8 Tips to Helping Middle School Students Deal with Bullying
The internet has brought the old problem of bullying into a new age as social media networks provide new opportunities for people who enjoy putting others down. At Randolph-Macon Academy Middle School, we choose to be proactive about the subject. Our students sign an anti-bullying pledge and the topic is addressed in both mentoring and through guest speakers. With a small school community, we can head off potential issues and keep a careful watch on relationships.
Still, while that provides a great environment for our students, there are many students who are not in such a safe school. I’m reminded by my own daughter’s day-to-day experiences (she is still in elementary school) that we as parents need to be watchful and prepared. So I asked Middle School teacher Mike Mellish and R-MA’s clinical counselor Dr. Connie Richards to share their advice for dealing with bullying—and while I asked them for advice in helping middle school-aged students, the advice they gave really applies to almost any age:
- Listen! Take what they are saying seriously -- it's not just a phase. Listening and taking them seriously is the best place to start.

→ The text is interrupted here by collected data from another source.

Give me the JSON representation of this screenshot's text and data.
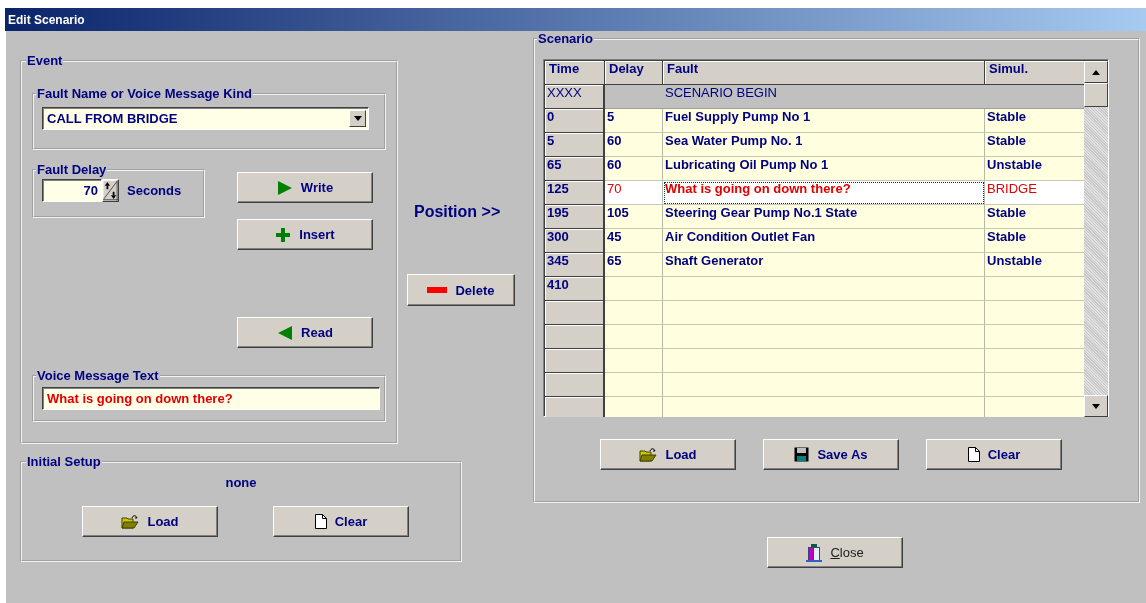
{
  "window": {
    "title": "Edit Scenario"
  },
  "event": {
    "title": "Event",
    "fault_name": {
      "title": "Fault Name or Voice Message Kind",
      "value": "CALL FROM BRIDGE"
    },
    "fault_delay": {
      "title": "Fault Delay",
      "value": "70",
      "unit": "Seconds"
    },
    "buttons": [
      {
        "label": "Write",
        "kind": "write"
      },
      {
        "label": "Insert",
        "kind": "insert"
      },
      {
        "label": "Read",
        "kind": "read"
      }
    ],
    "voice_message": {
      "title": "Voice Message Text",
      "value": "What is going on down there?"
    }
  },
  "position_label": "Position >>",
  "delete_button": {
    "label": "Delete",
    "kind": "delete"
  },
  "initial_setup": {
    "title": "Initial Setup",
    "value": "none",
    "buttons": [
      {
        "label": "Load",
        "kind": "load"
      },
      {
        "label": "Clear",
        "kind": "clear"
      }
    ]
  },
  "scenario": {
    "title": "Scenario",
    "columns": [
      "Time",
      "Delay",
      "Fault",
      "Simul."
    ],
    "rows": [
      {
        "kind": "begin",
        "time": "XXXX",
        "fault": "SCENARIO BEGIN",
        "selected": false
      },
      {
        "kind": "event",
        "time": "0",
        "delay": "5",
        "fault": "Fuel Supply Pump No 1",
        "simul": "Stable",
        "selected": false
      },
      {
        "kind": "event",
        "time": "5",
        "delay": "60",
        "fault": "Sea Water Pump No. 1",
        "simul": "Stable",
        "selected": false
      },
      {
        "kind": "event",
        "time": "65",
        "delay": "60",
        "fault": "Lubricating Oil Pump No 1",
        "simul": "Unstable",
        "selected": false
      },
      {
        "kind": "event",
        "time": "125",
        "delay": "70",
        "fault": "What is going on down there?",
        "simul": "BRIDGE",
        "selected": true
      },
      {
        "kind": "event",
        "time": "195",
        "delay": "105",
        "fault": "Steering Gear Pump No.1 State",
        "simul": "Stable",
        "selected": false
      },
      {
        "kind": "event",
        "time": "300",
        "delay": "45",
        "fault": "Air Condition Outlet Fan",
        "simul": "Stable",
        "selected": false
      },
      {
        "kind": "event",
        "time": "345",
        "delay": "65",
        "fault": "Shaft Generator",
        "simul": "Unstable",
        "selected": false
      },
      {
        "kind": "event",
        "time": "410",
        "selected": false
      }
    ],
    "buttons": [
      {
        "label": "Load",
        "kind": "load"
      },
      {
        "label": "Save As",
        "kind": "save"
      },
      {
        "label": "Clear",
        "kind": "clear"
      }
    ]
  },
  "close_button": {
    "label": "Close",
    "kind": "close"
  }
}
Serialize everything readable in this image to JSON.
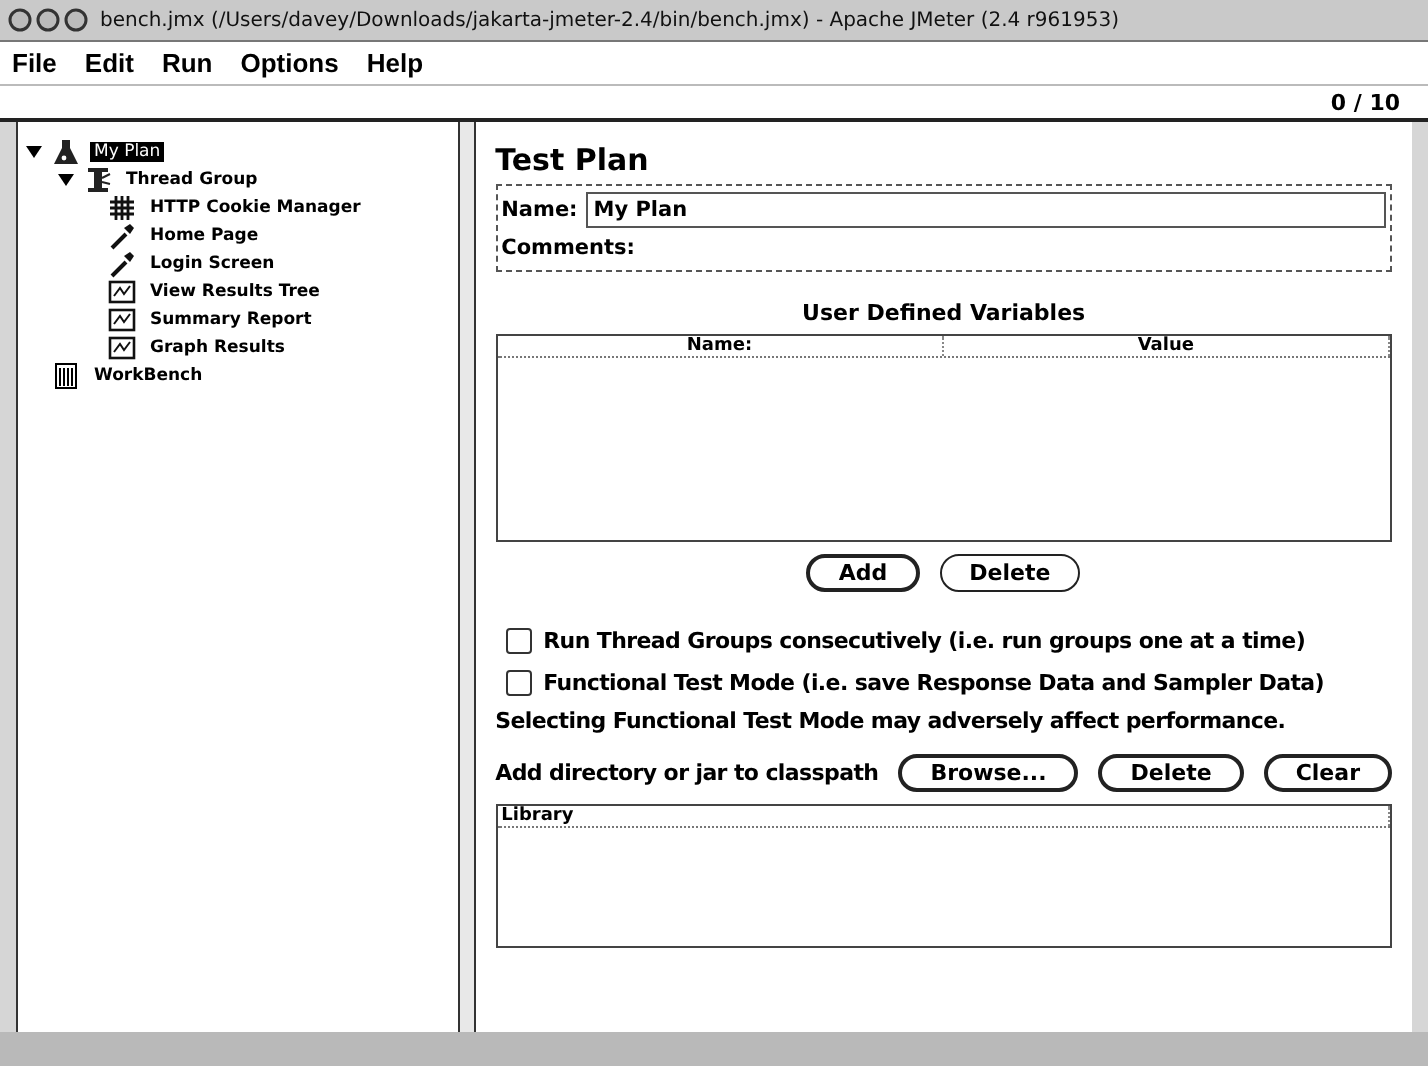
{
  "window": {
    "title": "bench.jmx (/Users/davey/Downloads/jakarta-jmeter-2.4/bin/bench.jmx) - Apache JMeter (2.4 r961953)"
  },
  "menu": [
    "File",
    "Edit",
    "Run",
    "Options",
    "Help"
  ],
  "toolbar": {
    "counter": "0 / 10"
  },
  "tree": [
    {
      "label": "My Plan",
      "kind": "plan",
      "selected": true,
      "expanded": true,
      "children": [
        {
          "label": "Thread Group",
          "kind": "threads",
          "selected": false,
          "expanded": true,
          "children": [
            {
              "label": "HTTP Cookie Manager",
              "kind": "config",
              "selected": false
            },
            {
              "label": "Home Page",
              "kind": "sampler",
              "selected": false
            },
            {
              "label": "Login Screen",
              "kind": "sampler",
              "selected": false
            },
            {
              "label": "View Results Tree",
              "kind": "listener",
              "selected": false
            },
            {
              "label": "Summary Report",
              "kind": "listener",
              "selected": false
            },
            {
              "label": "Graph Results",
              "kind": "listener",
              "selected": false
            }
          ]
        }
      ]
    },
    {
      "label": "WorkBench",
      "kind": "workbench",
      "selected": false
    }
  ],
  "panel": {
    "title": "Test Plan",
    "name_label": "Name:",
    "name_value": "My Plan",
    "comments_label": "Comments:",
    "variables": {
      "title": "User Defined Variables",
      "columns": [
        "Name:",
        "Value"
      ]
    },
    "variable_buttons": [
      "Add",
      "Delete"
    ],
    "checkboxes": [
      {
        "label": "Run Thread Groups consecutively (i.e. run groups one at a time)",
        "checked": false
      },
      {
        "label": "Functional Test Mode (i.e. save Response Data and Sampler Data)",
        "checked": false
      }
    ],
    "note": "Selecting Functional Test Mode may adversely affect performance.",
    "classpath_label": "Add directory or jar to classpath",
    "classpath_buttons": [
      "Browse...",
      "Delete",
      "Clear"
    ],
    "library": {
      "columns": [
        "Library"
      ]
    }
  }
}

- Recognize the signs-- One of the most difficult and humiliating times in a child's life can be admitting to being bullied. It is important for parents, teachers, and mentors to watch for a child who becomes withdrawn, depressed, or suddenly develops an aversion to certain activities they used to enjoy. It could be that a child exhibiting these new-found traits might be the victim of bullying.
- Help your child learn how to solve the issue/problem themselves if they are not in danger of being physically harmed. Teach them the skills they need--these will be lifelong. Give them words they can say and then role-play with them. We don't necessarily have to solve every problem for them, but we do need to teach the skills they need.
- Get other adults involved if necessary -- teacher, coach, principal, etc.
- Always address it immediately, especially if there has been physical violence -- this can be a criminal offense.
- Be aware--Although emotional violence is equally as concerning, it's not always "visible"—so remember to go back to #1 and #2 regularly.
- Console and encourage--Remind the target of bullying that they are not alone and that the majority of people on Earth at some point will be the target of some form of discrimination. Let them know that the longer it takes them to reach out for help, the longer their problem will fester emotionally.
- Research. “There are lots of great websites about what parents and kids can do, just google ‘bullying,’" said Dr. Richards.
Have a great week…and don’t forget to listen!